= Abela Gullbransson =

Abela Maria Gullbransson née Berglund (1775–1822) was a Swedish Christian revivalist and writer who was active in the early nineteenth century. Her religious views can be seen in her surviving correspondence as well as in her collection of edifying songs (Uppbyggliga sånger), published posthumously in several editions from 1823.

==Early life and family==
Born in Varberg on 18 March 1775, Abela Maria Berglund was the daughter of the merchant Sven Berglund and his wife Johanna Christina née Brunius. She was one of the family's four daughters. Her education resulted from her bourgeois family upbringing and contacts with learned friends and relatives, including her cousin Carl Georg Brunius, an architecture professor. In 1795, she married the merchant Laurentius Gulbransson with whom she had three sons.

==Writings==
Gullbransson appears to have corresponded frequently with her many friends, expressing her religious views. Referred to as "själavårdsbrev" (letters of spiritual welfare), her letters provide spiritual guidance, generally on the basis of well known Christian themes but on occasion offering more personalized advice as in the case of a letter to an upset young woman whom she encourages to remember Jesus' wounds and not to worry if she feels out of sorts or ill but rather to follow the Shepherd who knows his sheep. She calls for the observance of morning and evening prayers and for daily Bible reading. In general her letters to men are less emotive than those to women. Thanks to her correspondence, she proved to be a highly influential spiritual advocate on Sweden's west coast, often expressing ideas in line with those of the pietistic priest Henric Schartau or, rather less enthusiastically, with those of Jacob Otto Hoof.
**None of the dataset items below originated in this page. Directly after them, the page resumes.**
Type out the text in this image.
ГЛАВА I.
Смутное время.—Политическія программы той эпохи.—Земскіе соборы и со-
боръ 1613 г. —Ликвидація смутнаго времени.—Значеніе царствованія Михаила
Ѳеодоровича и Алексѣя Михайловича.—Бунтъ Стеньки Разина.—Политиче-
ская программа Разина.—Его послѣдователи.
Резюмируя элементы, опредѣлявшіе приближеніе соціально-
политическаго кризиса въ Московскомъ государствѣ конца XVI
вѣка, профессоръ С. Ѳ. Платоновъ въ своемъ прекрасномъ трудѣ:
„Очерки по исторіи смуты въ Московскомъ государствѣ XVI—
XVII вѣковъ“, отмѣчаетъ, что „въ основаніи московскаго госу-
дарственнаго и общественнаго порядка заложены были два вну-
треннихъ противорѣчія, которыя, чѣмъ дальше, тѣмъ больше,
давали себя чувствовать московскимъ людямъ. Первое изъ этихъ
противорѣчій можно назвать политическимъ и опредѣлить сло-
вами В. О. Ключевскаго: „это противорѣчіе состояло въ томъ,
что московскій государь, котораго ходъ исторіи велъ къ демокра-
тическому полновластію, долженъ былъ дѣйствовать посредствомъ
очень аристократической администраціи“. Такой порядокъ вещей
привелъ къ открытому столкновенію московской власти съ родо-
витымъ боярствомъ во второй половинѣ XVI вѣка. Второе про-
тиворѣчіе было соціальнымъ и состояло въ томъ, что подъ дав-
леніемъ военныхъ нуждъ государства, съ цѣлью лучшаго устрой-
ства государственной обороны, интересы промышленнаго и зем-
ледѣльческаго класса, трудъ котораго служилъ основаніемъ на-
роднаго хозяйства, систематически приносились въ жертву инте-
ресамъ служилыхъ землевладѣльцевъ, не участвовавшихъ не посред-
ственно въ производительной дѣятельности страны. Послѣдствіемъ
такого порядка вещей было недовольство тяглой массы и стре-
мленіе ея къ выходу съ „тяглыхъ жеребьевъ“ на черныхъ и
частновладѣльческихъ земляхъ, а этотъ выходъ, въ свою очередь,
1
A collection of Gullbransson's songs, now remembered as Uppbyggliga sånger och böner vid åtskilliga tillfällen (Edifying songs and prayers for various occasions), was first published a year after her death as Några andeliga sånger jemte ett bref till ett barn (Some spiritual songs together with a letter to a child) but subsequently appeared in at least ten different versions by the end of the century.

Abela Gullbransson died in Varberg on 17 November 1822.